To be clear, this doesn’t mean that there should be prayer in public schools. Actually, if the local community wants prayer to be present “in” the public school, it should be allowed…but that’s another topic for another article.
Regardless of prayer being permitted or not permitted in the school, the school and its students should be prayed “for” by those who pray in the community. In the words of Pastor Robert Schuller, “Prayer is the power that pulls all things together successfully.” That’s a very important phrase to remember. Not only is it about prayer, but it’s at the heart of systems thinking.

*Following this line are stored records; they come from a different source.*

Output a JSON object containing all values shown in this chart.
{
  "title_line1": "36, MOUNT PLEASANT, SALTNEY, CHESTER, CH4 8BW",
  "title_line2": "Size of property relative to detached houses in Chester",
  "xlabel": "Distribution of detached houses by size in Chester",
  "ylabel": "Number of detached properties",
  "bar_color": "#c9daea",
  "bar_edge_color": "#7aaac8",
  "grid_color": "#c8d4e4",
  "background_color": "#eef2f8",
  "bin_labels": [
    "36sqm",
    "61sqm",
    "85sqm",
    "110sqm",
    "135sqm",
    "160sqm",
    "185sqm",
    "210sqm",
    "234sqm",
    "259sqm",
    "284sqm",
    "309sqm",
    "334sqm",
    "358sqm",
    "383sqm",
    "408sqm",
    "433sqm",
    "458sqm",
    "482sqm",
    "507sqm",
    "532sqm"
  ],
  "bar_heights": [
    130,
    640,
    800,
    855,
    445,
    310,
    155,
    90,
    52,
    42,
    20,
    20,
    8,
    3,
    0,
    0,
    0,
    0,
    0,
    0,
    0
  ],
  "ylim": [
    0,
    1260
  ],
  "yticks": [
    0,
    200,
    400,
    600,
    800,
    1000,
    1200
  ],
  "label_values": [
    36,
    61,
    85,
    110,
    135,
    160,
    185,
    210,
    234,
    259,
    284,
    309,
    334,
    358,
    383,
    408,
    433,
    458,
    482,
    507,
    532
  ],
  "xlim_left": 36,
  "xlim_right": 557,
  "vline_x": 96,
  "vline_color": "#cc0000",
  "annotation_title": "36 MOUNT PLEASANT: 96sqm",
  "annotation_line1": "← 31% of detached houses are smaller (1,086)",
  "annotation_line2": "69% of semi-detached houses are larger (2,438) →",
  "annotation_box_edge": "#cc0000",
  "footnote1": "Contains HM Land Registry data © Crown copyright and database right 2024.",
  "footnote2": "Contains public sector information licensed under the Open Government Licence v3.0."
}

While knowledge is important, knowing how to function within a society and to care for that society as well as the less fortunate is also important. All our actions need to be rooted in a higher power and a higher purpose, rather than to just learn and do for ourselves. Therefore, it’s not just a higher purpose, but a helpful purpose, as well as a personal purpose. Three elements, in one, working together, simultaneously, to create a system.
We’re encouraged to pray for those in power, no matter what faith tradition we believe and practice – an especially poignant message in light of this upcoming year’s Presidential election, the polarity we’re experiencing in a nation that calls itself the “United” States, and the way our actions are viewed by others throughout the world. Similarly, we need to pray for those in our schools – administrators, teachers, and students. They’re engaged in the practice of learning, and learning creates knowledge. Notice, then, how the system then comes full circle, because knowledge is power.